Uma pesquisa divulgada pela Federação do Comércio do Estado de São Paulo e pela Rede Nossa São Paulo mostra que os paulistanos estão insatisfeitos com quase tudo na cidade em que vivem, especialmente em relação a temas que dizem respeito à administração pública. Não é à toa que, entre os entrevistados, nada menos que 57% se declararam dispostos a deixar a capital, se pudessem.

O Estado de S.Paulo

26 Janeiro 2015 | 02h03

A enquete, realizada pelo Ibope Inteligência, entrevistou 1.512 pessoas acima de 16 anos de idade no fim de 2014, com o objetivo de aferir o nível de satisfação com a qualidade de vida, as condições de moradia, o trabalho da administração pública e os serviços prestados. O resultado é um indicador chamado Índice de Bem-estar da Cidade de São Paulo (Irbem), medido desde 2008. De 1 (insatisfação total) a 10 (satisfação total), a média do Irbem ficou em 5,1, ante 4,8 em 2013. A melhora, contudo, não é suficiente para esconder a dificuldade de relacionamento dos paulistanos com a sua cidade. Dos 25 temas abordados, apenas 4 ficaram acima da média de 5,5, considerada ponto de corte da pesquisa para os itens de maior satisfação.

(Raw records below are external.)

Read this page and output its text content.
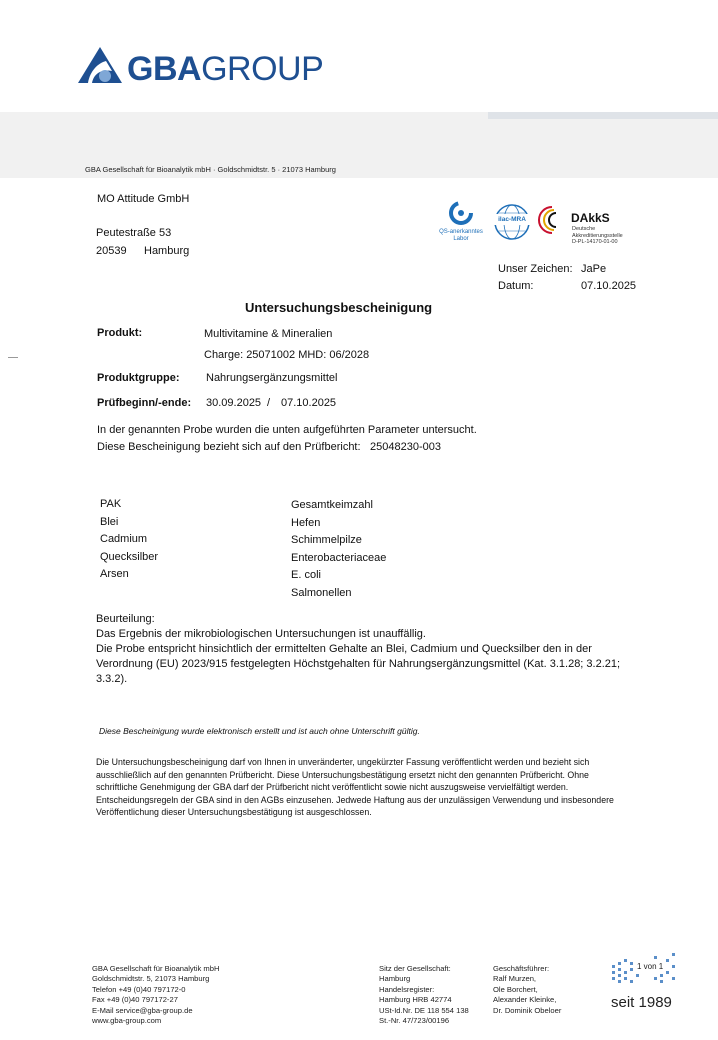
GBAGROUP
GBA Gesellschaft für Bioanalytik mbH · Goldschmidtstr. 5 · 21073 Hamburg
MO Attitude GmbH
Peutestraße 53
20539 Hamburg
QS-anerkanntes
Labor
ilac-MRA	DAkkS
Deutsche
Akkreditierungsstelle
D-PL-14170-01-00
Unser Zeichen: JaPe
Datum:	07.10.2025
Untersuchungsbescheinigung
Produkt:	Multivitamine & Mineralien
Charge: 25071002 MHD: 06/2028
Produktgruppe: Nahrungsergänzungsmittel
Prüfbeginn/-ende: 30.09.2025 / 07.10.2025
In der genannten Probe wurden die unten aufgeführten Parameter untersucht.
Diese Bescheinigung bezieht sich auf den Prüfbericht: 25048230-003
PAK
Blei
Cadmium
Quecksilber
Arsen
Gesamtkeimzahl
Hefen
Schimmelpilze
Enterobacteriaceae
E. coli
Salmonellen
Beurteilung:
Das Ergebnis der mikrobiologischen Untersuchungen ist unauffällig.
Die Probe entspricht hinsichtlich der ermittelten Gehalte an Blei, Cadmium und Quecksilber den in der
Verordnung (EU) 2023/915 festgelegten Höchstgehalten für Nahrungsergänzungsmittel (Kat. 3.1.28; 3.2.21;
3.3.2).
Diese Bescheinigung wurde elektronisch erstellt und ist auch ohne Unterschrift gültig.
Die Untersuchungsbescheinigung darf von Ihnen in unveränderter, ungekürzter Fassung veröffentlicht werden und bezieht sich
ausschließlich auf den genannten Prüfbericht. Diese Untersuchungsbestätigung ersetzt nicht den genannten Prüfbericht. Ohne
schriftliche Genehmigung der GBA darf der Prüfbericht nicht veröffentlicht sowie nicht auszugsweise vervielfältigt werden.
Entscheidungsregeln der GBA sind in den AGBs einzusehen. Jedwede Haftung aus der unzulässigen Verwendung und insbesondere
Veröffentlichung dieser Untersuchungsbestätigung ist ausgeschlossen.
GBA Gesellschaft für Bioanalytik mbH
Goldschmidtstr. 5, 21073 Hamburg
Telefon +49 (0)40 797172-0
Fax +49 (0)40 797172-27
E-Mail service@gba-group.de
www.gba-group.com
Sitz der Gesellschaft:
Hamburg
Handelsregister:
Hamburg HRB 42774
USt-Id.Nr. DE 118 554 138
St.-Nr. 47/723/00196
Geschäftsführer:
Ralf Murzen,
Ole Borchert,
Alexander Kleinke,
Dr. Dominik Obeloer
1 von 1
seit 1989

Os quatro temas mais bem avaliados têm pouco ou nada a ver diretamente com o trabalho do governo nem com os serviços públicos, e sim com a vida privada. São eles, pela ordem: relações humanas, religião e espiritualidade, trabalho e tecnologia da informação.

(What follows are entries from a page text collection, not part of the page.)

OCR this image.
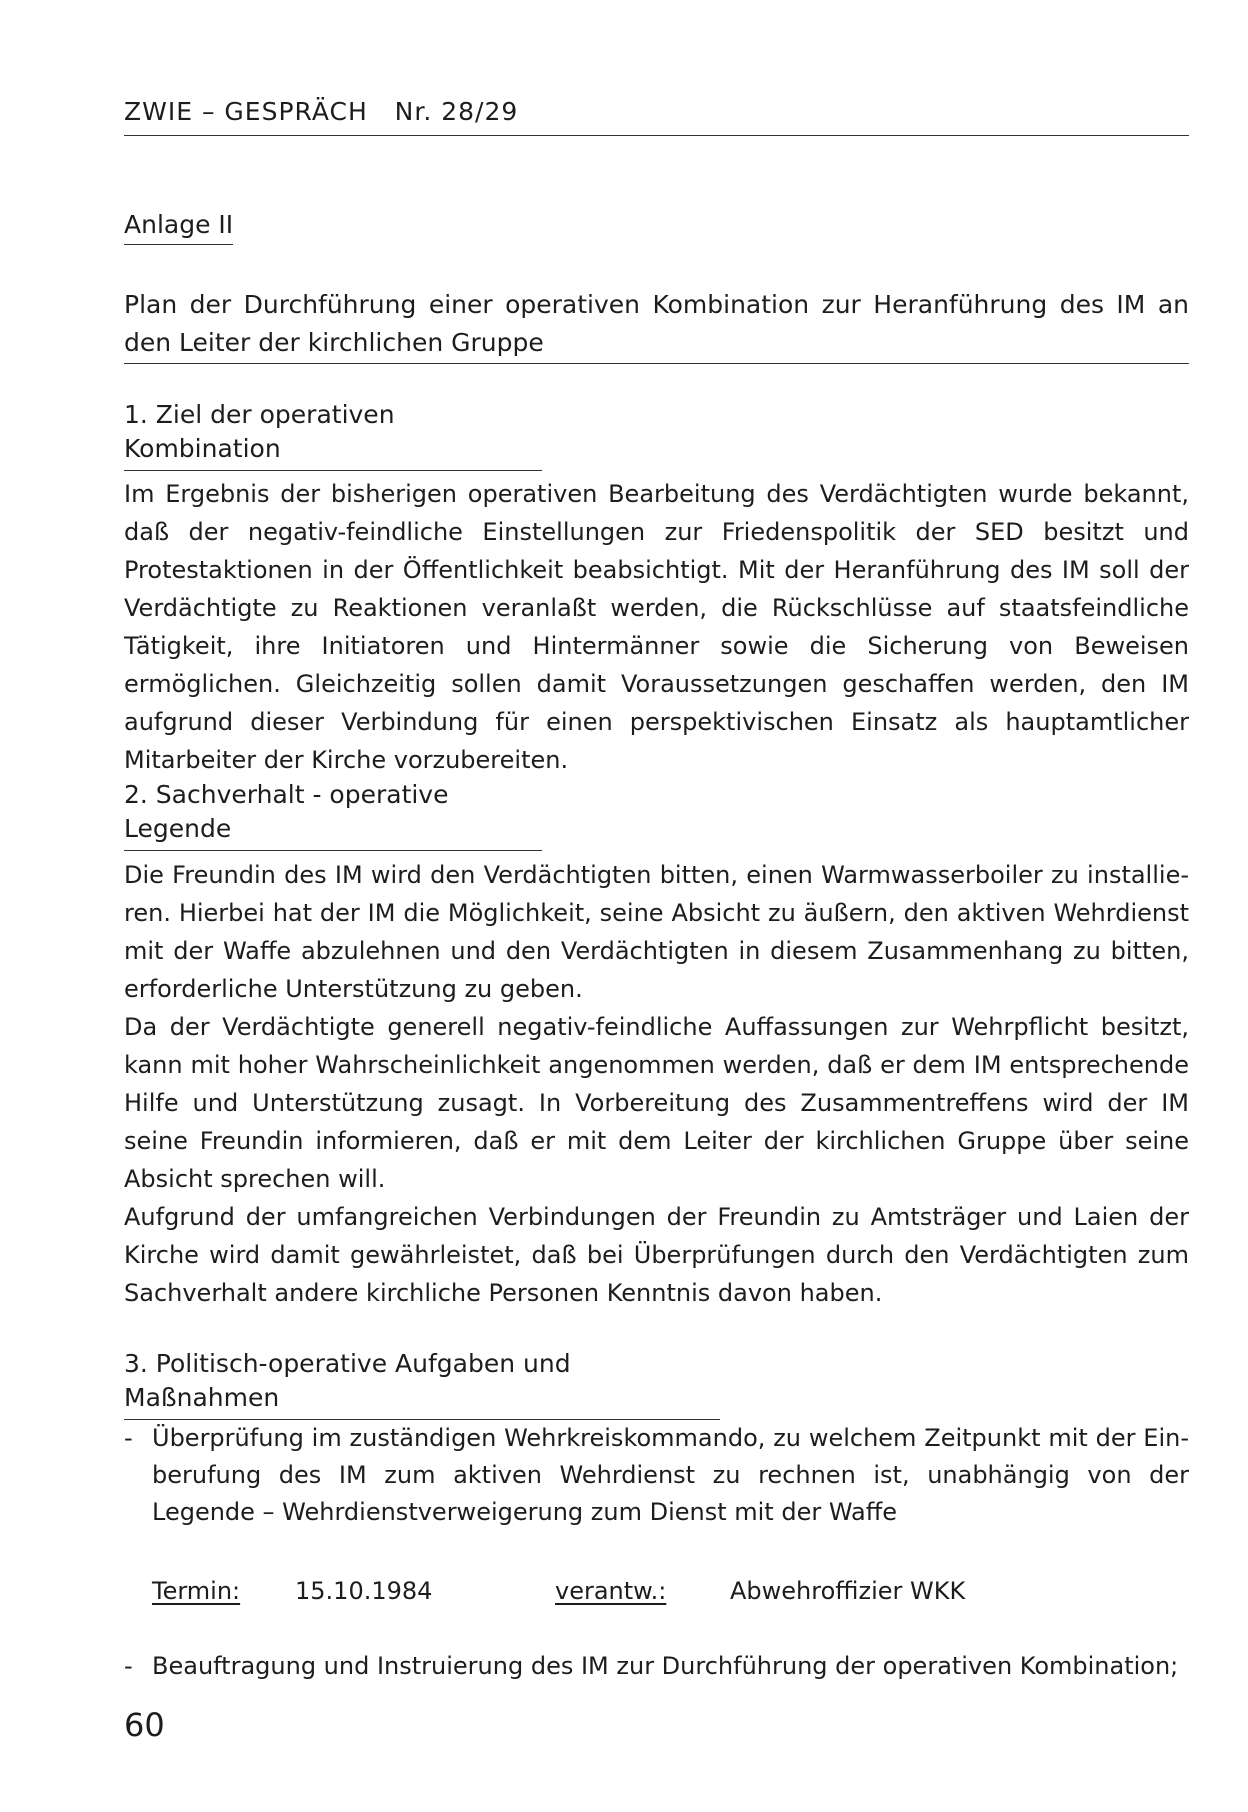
ZWIE – GESPRÄCH   Nr. 28/29
Anlage II
Plan der Durchführung einer operativen Kombination zur Heranführung des IM an den Leiter der kirchlichen Gruppe
1. Ziel der operativen Kombination

Im Ergebnis der bisherigen operativen Bearbeitung des Verdächtigten wurde bekannt, daß der negativ-feindliche Einstellungen zur Friedenspolitik der SED besitzt und Protestaktionen in der Öffentlichkeit beabsichtigt. Mit der Heranführung des IM soll der Verdächtigte zu Reaktionen veranlaßt werden, die Rückschlüsse auf staatsfeindliche Tätigkeit, ihre Initiatoren und Hintermänner sowie die Sicherung von Beweisen ermöglichen. Gleichzeitig sollen damit Voraussetzungen geschaffen werden, den IM aufgrund dieser Verbindung für einen perspektivischen Einsatz als hauptamtlicher Mitarbeiter der Kirche vorzubereiten.

2. Sachverhalt - operative Legende
Die Freundin des IM wird den Verdächtigten bitten, einen Warmwasserboiler zu installieren. Hierbei hat der IM die Möglichkeit, seine Absicht zu äußern, den aktiven Wehrdienst mit der Waffe abzulehnen und den Verdächtigten in diesem Zusammenhang zu bitten, erforderliche Unterstützung zu geben.
Da der Verdächtigte generell negativ-feindliche Auffassungen zur Wehrpflicht besitzt, kann mit hoher Wahrscheinlichkeit angenommen werden, daß er dem IM entsprechende Hilfe und Unterstützung zusagt. In Vorbereitung des Zusammentreffens wird der IM seine Freundin informieren, daß er mit dem Leiter der kirchlichen Gruppe über seine Absicht sprechen will.
Aufgrund der umfangreichen Verbindungen der Freundin zu Amtsträger und Laien der Kirche wird damit gewährleistet, daß bei Überprüfungen durch den Verdächtigten zum Sachverhalt andere kirchliche Personen Kenntnis davon haben.
3. Politisch-operative Aufgaben und Maßnahmen
- Überprüfung im zuständigen Wehrkreiskommando, zu welchem Zeitpunkt mit der Einberufung des IM zum aktiven Wehrdienst zu rechnen ist, unabhängig von der Legende – Wehrdienstverweigerung zum Dienst mit der Waffe
Termin: 15.10.1984	verantw.:	Abwehroffizier WKK
- Beauftragung und Instruierung des IM zur Durchführung der operativen Kombination;
60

Desdobrando-se cada tema, os pesquisadores pediram a opinião dos entrevistados a respeito de 169 itens. No resultado final, 139 ficaram abaixo da média e só 28 ficaram acima.

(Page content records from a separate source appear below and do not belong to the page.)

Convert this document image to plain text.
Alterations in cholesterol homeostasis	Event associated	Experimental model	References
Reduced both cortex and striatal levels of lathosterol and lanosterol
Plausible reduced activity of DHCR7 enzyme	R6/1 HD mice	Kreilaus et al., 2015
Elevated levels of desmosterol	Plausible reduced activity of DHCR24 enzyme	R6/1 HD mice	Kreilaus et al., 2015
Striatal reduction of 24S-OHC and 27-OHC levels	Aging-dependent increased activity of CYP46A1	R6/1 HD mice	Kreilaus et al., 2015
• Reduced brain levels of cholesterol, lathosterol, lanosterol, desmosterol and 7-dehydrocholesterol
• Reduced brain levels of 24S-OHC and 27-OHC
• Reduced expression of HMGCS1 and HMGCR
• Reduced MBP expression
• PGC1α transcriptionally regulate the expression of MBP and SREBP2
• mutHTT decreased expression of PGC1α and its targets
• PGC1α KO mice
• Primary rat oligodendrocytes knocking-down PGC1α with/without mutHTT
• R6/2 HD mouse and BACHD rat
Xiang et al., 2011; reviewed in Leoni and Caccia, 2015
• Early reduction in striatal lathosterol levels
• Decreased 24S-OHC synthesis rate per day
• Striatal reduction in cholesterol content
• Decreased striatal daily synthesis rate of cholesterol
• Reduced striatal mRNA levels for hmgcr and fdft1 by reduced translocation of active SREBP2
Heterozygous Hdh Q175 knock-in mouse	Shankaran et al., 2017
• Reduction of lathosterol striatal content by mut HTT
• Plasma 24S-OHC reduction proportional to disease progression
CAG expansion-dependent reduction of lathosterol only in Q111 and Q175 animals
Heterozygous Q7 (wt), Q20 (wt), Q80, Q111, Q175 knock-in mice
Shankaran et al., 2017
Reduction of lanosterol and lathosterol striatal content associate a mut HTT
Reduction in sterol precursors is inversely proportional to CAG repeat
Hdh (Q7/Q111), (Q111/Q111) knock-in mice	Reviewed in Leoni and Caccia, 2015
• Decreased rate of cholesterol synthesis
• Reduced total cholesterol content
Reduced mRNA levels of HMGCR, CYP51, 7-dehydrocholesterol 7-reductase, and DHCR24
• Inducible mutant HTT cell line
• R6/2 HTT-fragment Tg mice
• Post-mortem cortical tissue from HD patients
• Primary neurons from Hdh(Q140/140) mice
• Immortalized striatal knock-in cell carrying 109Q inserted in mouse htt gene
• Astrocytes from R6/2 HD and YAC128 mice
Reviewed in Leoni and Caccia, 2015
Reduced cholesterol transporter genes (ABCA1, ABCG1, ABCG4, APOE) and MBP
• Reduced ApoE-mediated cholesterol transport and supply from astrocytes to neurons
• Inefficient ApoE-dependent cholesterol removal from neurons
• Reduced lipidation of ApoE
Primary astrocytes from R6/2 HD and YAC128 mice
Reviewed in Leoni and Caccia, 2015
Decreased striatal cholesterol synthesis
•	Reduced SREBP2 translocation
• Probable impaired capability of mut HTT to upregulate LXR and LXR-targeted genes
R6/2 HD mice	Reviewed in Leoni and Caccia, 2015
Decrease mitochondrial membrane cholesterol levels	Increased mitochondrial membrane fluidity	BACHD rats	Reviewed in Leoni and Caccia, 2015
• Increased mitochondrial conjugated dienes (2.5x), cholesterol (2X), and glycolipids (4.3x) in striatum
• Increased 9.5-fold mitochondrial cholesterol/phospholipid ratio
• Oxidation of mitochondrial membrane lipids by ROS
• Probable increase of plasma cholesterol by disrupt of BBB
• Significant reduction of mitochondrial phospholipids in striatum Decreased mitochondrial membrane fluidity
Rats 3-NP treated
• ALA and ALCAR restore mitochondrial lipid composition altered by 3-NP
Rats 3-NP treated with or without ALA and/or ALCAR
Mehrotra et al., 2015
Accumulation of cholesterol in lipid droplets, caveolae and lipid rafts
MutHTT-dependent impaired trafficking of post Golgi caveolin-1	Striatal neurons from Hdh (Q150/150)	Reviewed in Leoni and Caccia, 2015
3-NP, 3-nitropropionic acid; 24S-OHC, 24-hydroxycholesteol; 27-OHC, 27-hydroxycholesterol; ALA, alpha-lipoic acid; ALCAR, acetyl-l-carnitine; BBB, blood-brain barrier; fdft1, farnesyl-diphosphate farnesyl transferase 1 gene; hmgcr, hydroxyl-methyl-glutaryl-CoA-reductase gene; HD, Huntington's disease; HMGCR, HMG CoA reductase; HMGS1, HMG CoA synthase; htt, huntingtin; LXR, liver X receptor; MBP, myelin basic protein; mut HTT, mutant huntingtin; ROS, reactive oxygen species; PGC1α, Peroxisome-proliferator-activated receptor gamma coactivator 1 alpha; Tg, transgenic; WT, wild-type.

Alguns dos aspectos da vida na cidade sobre os quais os paulistanos têm a opinião mais crítica são justamente aqueles aos quais atribuem maior importância: saúde, educação, habitação, segurança e mobilidade urbana. Em relação à saúde, a principal reclamação diz respeito ao tempo que se leva para conseguir marcar uma consulta. Na educação, os paulistanos deram a pior média para o item "respeito, valorização e reconhecimento dos profissionais" da área. No item habitação, receberam notas baixas as políticas de reurbanização de favelas e de solução para moradias em áreas de risco. Um exemplo desse drama está na zona sul - que, junto com a zona norte, tem o Irbem mais baixo da cidade -, onde as condições de moradia receberam nota média de 3,7.

Já no que diz respeito à mobilidade urbana, a média teve ligeira melhora em relação a 2013, de 3,9 para 4,1, mas as notas permanecem no geral muito baixas, especialmente em relação à segurança de pedestres, ao preço das tarifas, ao tempo de deslocamento e às soluções para reduzir o trânsito. Considerando-se que 68% dos entrevistados fazem uso de ônibus diariamente como meio de transporte, é possível dimensionar a importância dos investimentos nesse setor para a satisfação da maioria dos moradores.

Sobre a segurança, nada menos que 89% dos paulistanos se sentem pouco ou nada seguros. É um porcentual assustador e que se mantém mais ou menos nesse nível desde 2008. As notas médias dadas pelos moradores nesse quesito vêm caindo ano a ano. O nível de satisfação era de 4,3 em 2009, caiu para 4,0 em 2012, chegou a 3,9 em 2013 e agora está em 3,8. O item mais mal avaliado é "segurança na cidade", com 3,3, seguido de "segurança em seu bairro", com 3,5. A percepção que os entrevistados têm da "segurança de filhos e familiares" recebeu nota média de 3,9.

No entanto, na rabeira das avaliações, superando até mesmo o grande medo da violência urbana, aparece o tema "transparência e participação política", com média de 3,1. São duramente criticados diversos aspectos, como "transparência dos gastos e investimentos públicos" (2,8), "punição à corrupção" (2,8) e "honestidade dos governantes" (2,7).

A pesquisa mostra também que vem caindo, ano a ano, a percepção de que as instituições contribuem para melhorar a qualidade de vida. Isso significa que restabelecer a confiança dos paulistanos naqueles que os governam talvez seja um bom começo para melhorar a relação com a cidade.